Selling development rights to the NCRLT is a win-win situation. Besides assuring that no parcelization or development will ever take place on a property with an agricultural easement in place, the easement agreement also offers the landowner/farmer a way to make money by not selling to developers.

“Farmers along or near a sphere of influence realize they have a valuable piece of property,” said Kimmelshue. “They realize that someday they could sell it to a developer, but given the current state of the economy, that may be years down the road. So now the real way they can make money is to sell the development rights” to the NCRLT.

Photo By

Plus, farmers like Nicolaus and the Ohms are concerned that their bucolic properties remain undeveloped long after they are gone. It’s a win-win situation for everyone involved. In Nicolaus’ case, he is using the money earned by selling his land’s development rights to the NCRLT to plant a new orchard.

The NCRLT funds its easement acquisitions with the help of such governmental agencies as the California Department of Conservation’s California Farmland Conservancy Program and the USDA’s Natural Resources Conservation Services Farm and Ranch Lands Protection Program.

“There’s a lot of money available for protecting prime farmland,” Kimmelshue noted. “We are notifying owners of properties in and around the Greenline that we have this program, but it’s a purely volunteer program—there’s no pressure whatsoever.

“We value farmland and we value the protection of farmland because once you lose an acre of farmland to development, it’s probably never going to come back.”

Land trusts “are very, very popular on the East Coast—Maryland, Virginia, Washington, D.C.”—as ways to keep urban sprawl from engulfing every last bit of rural land, Kimmelshue pointed out enthusiastically.
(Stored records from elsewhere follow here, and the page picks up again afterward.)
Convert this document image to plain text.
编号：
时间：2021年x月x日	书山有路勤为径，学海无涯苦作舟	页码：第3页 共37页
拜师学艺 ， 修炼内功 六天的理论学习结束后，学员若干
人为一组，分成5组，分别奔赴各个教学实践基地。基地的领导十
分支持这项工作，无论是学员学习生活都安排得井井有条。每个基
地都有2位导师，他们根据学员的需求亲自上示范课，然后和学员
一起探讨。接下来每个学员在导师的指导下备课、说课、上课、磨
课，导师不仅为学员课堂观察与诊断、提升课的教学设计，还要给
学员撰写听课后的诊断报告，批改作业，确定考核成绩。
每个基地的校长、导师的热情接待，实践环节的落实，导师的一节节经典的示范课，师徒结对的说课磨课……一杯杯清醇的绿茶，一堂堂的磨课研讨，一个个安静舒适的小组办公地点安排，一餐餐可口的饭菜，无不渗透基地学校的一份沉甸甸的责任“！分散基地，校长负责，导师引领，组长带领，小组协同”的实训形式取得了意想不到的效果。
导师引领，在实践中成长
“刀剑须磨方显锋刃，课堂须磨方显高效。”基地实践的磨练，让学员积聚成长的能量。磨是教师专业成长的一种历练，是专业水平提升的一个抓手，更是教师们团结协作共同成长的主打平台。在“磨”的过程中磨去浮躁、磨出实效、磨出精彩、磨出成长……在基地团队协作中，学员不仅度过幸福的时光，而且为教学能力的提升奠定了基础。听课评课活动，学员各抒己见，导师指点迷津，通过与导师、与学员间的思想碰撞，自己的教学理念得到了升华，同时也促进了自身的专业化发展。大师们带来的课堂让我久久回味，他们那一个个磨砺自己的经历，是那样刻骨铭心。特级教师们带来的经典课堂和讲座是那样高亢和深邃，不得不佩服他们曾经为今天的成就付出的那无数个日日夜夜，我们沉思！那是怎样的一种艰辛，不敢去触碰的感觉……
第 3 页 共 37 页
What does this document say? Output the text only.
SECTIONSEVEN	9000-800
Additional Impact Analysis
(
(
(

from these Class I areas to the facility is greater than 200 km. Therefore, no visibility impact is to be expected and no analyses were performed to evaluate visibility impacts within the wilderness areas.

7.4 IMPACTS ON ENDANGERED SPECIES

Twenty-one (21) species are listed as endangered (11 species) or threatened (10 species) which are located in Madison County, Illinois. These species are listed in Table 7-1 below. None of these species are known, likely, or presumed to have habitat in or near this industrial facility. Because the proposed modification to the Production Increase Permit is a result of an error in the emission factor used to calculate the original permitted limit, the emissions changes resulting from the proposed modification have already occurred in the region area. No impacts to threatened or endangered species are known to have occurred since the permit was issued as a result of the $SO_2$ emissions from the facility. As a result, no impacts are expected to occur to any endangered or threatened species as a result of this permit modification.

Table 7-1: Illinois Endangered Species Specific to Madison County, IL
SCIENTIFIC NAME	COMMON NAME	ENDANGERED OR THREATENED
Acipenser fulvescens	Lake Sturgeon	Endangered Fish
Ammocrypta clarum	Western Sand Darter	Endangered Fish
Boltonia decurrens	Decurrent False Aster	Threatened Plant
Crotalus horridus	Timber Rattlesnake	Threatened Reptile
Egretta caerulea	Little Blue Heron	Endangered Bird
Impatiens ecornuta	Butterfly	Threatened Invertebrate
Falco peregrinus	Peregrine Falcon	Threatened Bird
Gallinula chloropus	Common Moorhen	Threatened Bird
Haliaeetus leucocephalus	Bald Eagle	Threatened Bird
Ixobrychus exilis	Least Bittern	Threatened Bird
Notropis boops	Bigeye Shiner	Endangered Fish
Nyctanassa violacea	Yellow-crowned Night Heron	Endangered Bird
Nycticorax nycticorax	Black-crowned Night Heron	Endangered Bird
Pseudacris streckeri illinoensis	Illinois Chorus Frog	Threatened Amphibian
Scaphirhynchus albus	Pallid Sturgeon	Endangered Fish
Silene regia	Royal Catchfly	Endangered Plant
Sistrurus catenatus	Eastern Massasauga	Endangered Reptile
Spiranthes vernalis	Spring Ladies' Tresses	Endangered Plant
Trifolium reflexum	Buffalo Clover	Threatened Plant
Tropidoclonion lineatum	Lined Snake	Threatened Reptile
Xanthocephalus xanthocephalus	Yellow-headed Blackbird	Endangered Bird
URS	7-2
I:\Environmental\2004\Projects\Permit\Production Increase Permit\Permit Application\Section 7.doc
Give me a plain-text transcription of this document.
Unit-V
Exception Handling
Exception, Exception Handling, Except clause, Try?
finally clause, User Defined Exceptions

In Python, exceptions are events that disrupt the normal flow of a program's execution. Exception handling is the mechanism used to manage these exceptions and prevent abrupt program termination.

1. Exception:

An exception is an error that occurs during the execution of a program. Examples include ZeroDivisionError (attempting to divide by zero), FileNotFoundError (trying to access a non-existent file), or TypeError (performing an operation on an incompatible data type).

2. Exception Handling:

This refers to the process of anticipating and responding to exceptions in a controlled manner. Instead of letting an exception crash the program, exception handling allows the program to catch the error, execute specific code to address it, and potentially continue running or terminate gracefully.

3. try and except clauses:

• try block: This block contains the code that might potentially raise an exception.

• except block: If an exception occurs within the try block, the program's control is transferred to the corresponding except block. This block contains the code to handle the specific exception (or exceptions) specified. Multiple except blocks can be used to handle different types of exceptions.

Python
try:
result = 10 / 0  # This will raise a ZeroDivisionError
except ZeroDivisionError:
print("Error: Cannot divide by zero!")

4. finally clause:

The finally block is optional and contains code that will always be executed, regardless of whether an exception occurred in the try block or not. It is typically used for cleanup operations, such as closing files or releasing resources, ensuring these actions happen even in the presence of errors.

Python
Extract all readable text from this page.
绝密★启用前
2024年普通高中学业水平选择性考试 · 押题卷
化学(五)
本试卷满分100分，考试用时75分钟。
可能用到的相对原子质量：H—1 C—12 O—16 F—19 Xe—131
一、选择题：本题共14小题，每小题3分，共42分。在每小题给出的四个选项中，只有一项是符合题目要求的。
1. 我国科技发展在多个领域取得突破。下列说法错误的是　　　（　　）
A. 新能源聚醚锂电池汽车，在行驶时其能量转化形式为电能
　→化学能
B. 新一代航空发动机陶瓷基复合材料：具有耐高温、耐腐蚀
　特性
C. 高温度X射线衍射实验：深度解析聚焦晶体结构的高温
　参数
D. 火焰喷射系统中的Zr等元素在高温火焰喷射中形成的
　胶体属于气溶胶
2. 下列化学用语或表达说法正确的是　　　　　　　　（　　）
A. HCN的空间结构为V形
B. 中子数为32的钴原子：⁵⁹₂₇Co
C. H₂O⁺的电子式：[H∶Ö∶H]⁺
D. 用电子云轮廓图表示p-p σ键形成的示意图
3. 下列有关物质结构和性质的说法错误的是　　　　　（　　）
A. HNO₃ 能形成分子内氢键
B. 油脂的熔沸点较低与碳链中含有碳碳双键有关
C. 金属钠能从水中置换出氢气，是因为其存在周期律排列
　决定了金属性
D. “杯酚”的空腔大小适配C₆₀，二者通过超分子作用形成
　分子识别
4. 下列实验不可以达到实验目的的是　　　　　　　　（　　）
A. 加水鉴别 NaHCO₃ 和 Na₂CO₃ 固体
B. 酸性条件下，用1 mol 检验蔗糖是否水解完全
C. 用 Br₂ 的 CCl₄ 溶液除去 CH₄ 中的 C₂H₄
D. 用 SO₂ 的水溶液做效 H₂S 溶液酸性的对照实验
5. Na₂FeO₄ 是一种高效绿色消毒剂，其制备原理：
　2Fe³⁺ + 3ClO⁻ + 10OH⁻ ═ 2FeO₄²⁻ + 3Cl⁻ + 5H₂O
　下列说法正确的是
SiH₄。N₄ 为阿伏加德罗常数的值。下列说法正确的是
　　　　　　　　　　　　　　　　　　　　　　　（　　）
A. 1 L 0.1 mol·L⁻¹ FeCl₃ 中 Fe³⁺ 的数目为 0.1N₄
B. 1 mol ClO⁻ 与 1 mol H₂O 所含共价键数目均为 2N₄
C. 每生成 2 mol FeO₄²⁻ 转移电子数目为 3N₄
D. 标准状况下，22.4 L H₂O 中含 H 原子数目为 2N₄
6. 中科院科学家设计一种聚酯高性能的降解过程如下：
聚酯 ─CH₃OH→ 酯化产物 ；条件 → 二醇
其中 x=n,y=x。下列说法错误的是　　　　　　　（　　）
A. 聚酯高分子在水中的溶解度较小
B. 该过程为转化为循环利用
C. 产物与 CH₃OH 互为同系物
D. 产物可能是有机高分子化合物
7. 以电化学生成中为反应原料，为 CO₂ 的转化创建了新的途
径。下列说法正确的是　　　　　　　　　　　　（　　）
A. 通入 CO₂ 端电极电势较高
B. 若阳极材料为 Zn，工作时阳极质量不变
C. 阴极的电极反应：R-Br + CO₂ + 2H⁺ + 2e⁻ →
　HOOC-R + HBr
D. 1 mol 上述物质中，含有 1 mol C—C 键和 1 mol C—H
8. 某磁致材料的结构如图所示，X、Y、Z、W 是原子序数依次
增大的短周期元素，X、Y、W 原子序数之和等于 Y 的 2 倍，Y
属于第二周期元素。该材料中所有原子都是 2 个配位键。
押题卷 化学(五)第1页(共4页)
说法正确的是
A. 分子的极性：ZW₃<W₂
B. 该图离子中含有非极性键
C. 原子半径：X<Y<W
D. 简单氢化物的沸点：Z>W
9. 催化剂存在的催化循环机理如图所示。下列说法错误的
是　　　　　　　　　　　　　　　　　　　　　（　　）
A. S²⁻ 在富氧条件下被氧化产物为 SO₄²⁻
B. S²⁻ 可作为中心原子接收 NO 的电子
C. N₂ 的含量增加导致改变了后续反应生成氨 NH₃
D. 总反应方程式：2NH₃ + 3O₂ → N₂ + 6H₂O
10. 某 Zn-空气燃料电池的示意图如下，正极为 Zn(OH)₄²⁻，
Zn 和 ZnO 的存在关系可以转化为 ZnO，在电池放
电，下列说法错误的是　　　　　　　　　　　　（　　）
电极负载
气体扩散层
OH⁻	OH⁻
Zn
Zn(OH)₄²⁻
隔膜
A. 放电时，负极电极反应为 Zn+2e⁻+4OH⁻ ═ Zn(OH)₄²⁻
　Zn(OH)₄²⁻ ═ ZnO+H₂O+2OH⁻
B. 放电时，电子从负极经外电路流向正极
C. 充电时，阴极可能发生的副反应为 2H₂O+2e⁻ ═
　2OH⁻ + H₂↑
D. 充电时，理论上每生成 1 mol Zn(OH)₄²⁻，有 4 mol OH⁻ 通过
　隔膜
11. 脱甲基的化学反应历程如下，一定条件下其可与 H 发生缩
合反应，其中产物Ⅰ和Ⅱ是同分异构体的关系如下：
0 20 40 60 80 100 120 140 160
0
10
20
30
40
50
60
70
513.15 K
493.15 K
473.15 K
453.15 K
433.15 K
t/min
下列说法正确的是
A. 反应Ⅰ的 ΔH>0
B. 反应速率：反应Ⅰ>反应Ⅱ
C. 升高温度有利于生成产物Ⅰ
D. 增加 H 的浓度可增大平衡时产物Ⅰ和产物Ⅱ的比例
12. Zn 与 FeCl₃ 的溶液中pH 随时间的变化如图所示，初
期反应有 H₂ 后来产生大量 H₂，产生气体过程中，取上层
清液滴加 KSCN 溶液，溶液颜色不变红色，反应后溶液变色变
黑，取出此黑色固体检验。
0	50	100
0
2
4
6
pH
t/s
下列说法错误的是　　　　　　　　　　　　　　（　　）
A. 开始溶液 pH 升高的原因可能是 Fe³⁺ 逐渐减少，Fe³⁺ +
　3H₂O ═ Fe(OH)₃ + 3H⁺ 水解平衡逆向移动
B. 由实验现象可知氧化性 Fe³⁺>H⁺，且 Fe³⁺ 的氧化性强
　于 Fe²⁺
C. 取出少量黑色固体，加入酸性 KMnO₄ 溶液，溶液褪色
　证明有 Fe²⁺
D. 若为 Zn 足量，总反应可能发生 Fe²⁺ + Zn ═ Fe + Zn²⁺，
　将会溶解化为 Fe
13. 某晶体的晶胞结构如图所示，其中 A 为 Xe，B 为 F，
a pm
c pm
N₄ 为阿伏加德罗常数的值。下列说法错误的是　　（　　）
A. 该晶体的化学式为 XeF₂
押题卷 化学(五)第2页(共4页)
He also praised Marin County’s Marin Agricultural Land Trust as a “very vital land trust.”

“We’re moving more into the area of agricultural protection,” said Kimmelshue of the NCRLT. “That’s what this nation wants—to protect family farms; Obama is very supportive. … It’s important that agriculture continues to succeed and flourish in this area; it’s important that we protect it as an economic driver in this area.

“And also we believe—and this may sound corny—it also enhances the quality of life in this area. People want to live in a rural community where they can experience something other than the city.

“It’s the way of the future,” Kimmelshue said. “It’s a way for farmers to get some money out of the land without selling to developers, and at the same time continue to use the land as an income source.”